Rails - has_secure_password with password AND PIN - password_digest limitation

Question

I want to have two layers of authentication - I'll call them "hard" and "soft" authentication. The hard layer is the standard email-and-password layer. I've currently implemented this using has_secure_password and the bcrypt-ruby gem as described in this Railscast: #250 Authentication from Scratch (revised) .

For the "soft" layer, I want each user to have a 4-digit PIN that they can use to verify their identity and switch them in as the active user. I would like this PIN to be encrypted just like the password.

My question

How do I have these two layers of authentication using has_secure_password given that it has a "password_digest" column dependency (that doesn't seem customizable or expandable)? I would like to create a "pin_digest" column on the Users table, and just treat it like another password, but it seems has_secure_password doesn't support this.

I'm also curious if anyone has any suggestions for how I might actually implement this, or if it seems like a bad idea for some reason.

Why am I trying to do this?

I'm writing an app that's for a shared kiosk, and I want to make it as easy as possible for users to switch out without having to enter their full login credentials every time.

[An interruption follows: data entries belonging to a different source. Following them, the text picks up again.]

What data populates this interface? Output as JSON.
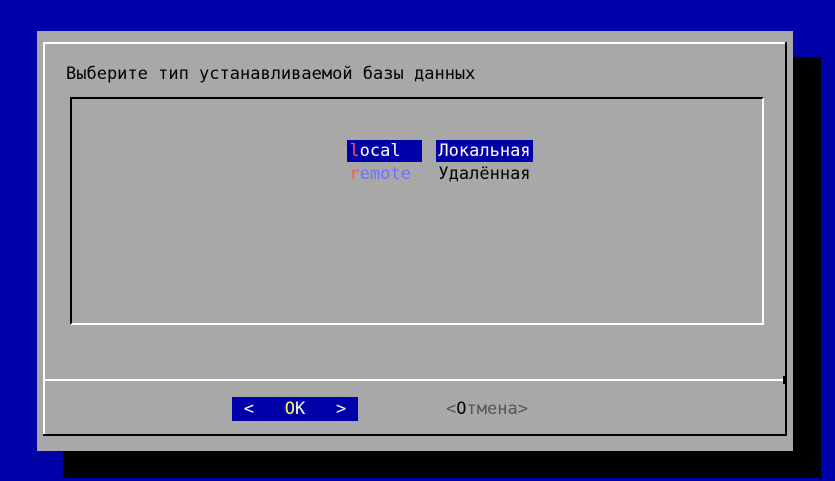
{
  "dialog": {
    "prompt": "Выберите тип устанавливаемой базы данных",
    "options": [
      {
        "tag_hotkey": "l",
        "tag_rest": "ocal",
        "description": "Локальная",
        "selected": true
      },
      {
        "tag_hotkey": "r",
        "tag_rest": "emote",
        "description": "Удалённая",
        "selected": false
      }
    ],
    "buttons": {
      "ok": {
        "left": "<",
        "hotkey": "O",
        "rest": "K",
        "right": ">",
        "focused": true
      },
      "cancel": {
        "left": "<",
        "hotkey": "О",
        "rest": "тмена",
        "right": ">",
        "focused": false
      }
    }
  },
  "colors": {
    "background": "#0000a8",
    "dialog": "#a8a8a8",
    "selection": "#0000a8",
    "hotkey": "#ff5555"
  }
}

This will be used in a retail store environment where people are moving quickly, and entering a full email address and password every time they switch could be cumbersome and slow.

I'm open to suggestions and approaches if anyone has any good ideas. :)

What it looks like in practice

• A user logs in using "hard" authentication.
• Once a user is logged in using "hard" authentication, other users can swap by simply selecting themselves from a list of users and entering their PIN.
• Users can swap using their PIN as often as they like.
• Once someone clicks the "hard" logout button, then all users are logged out and "hard" authentication must be used to log back in.

An example

• Frank gets to work and logs in (using "hard" authentication - entering an email address and password) to a shared kiosk.
• Frank does some work on the kiosk.
• Joe gets to work and also needs to use the kiosk.
• Joe clicks his name on a list of users, then is prompted for his 4-digit PIN ("soft" authentication), which he enters.
• Frank is no longer the active user.
• Joe is now the active user.
• Joe does some work for a while before Frank needs to use the kiosk again.
• Frank clicks his name from a list of users, then is prompted for his 4-digit PIN, which he enters.
• When Frank is done, he clicks the "Log out" button. The next person who wants to use the kiosk must log in using "hard" authentication.

Answer 1

I'm trying to do something similar. What I'm going with so far is to compare the entered PIN with the PIN of the person they're claiming to be. So, the form looks sort of like:

<%= form_for SoftSession.new do |f| %>
  <%= f.hidden_field :person_id, value: person.id %>

  <%= f.label(:pin, "PIN") %>
  <%= f.text_field :pin %>

  <%= f.submit %>
<% end %>

and the controller looks like:

pin = params[:soft_session][:pin]
person = Person.find(params[:soft_session][:person_id])

if pin == Person.pin
  # go ahead and do stuff!
else
 # nope.
end

I don't have any idea how secure this is, but maybe it's ok for this purpose.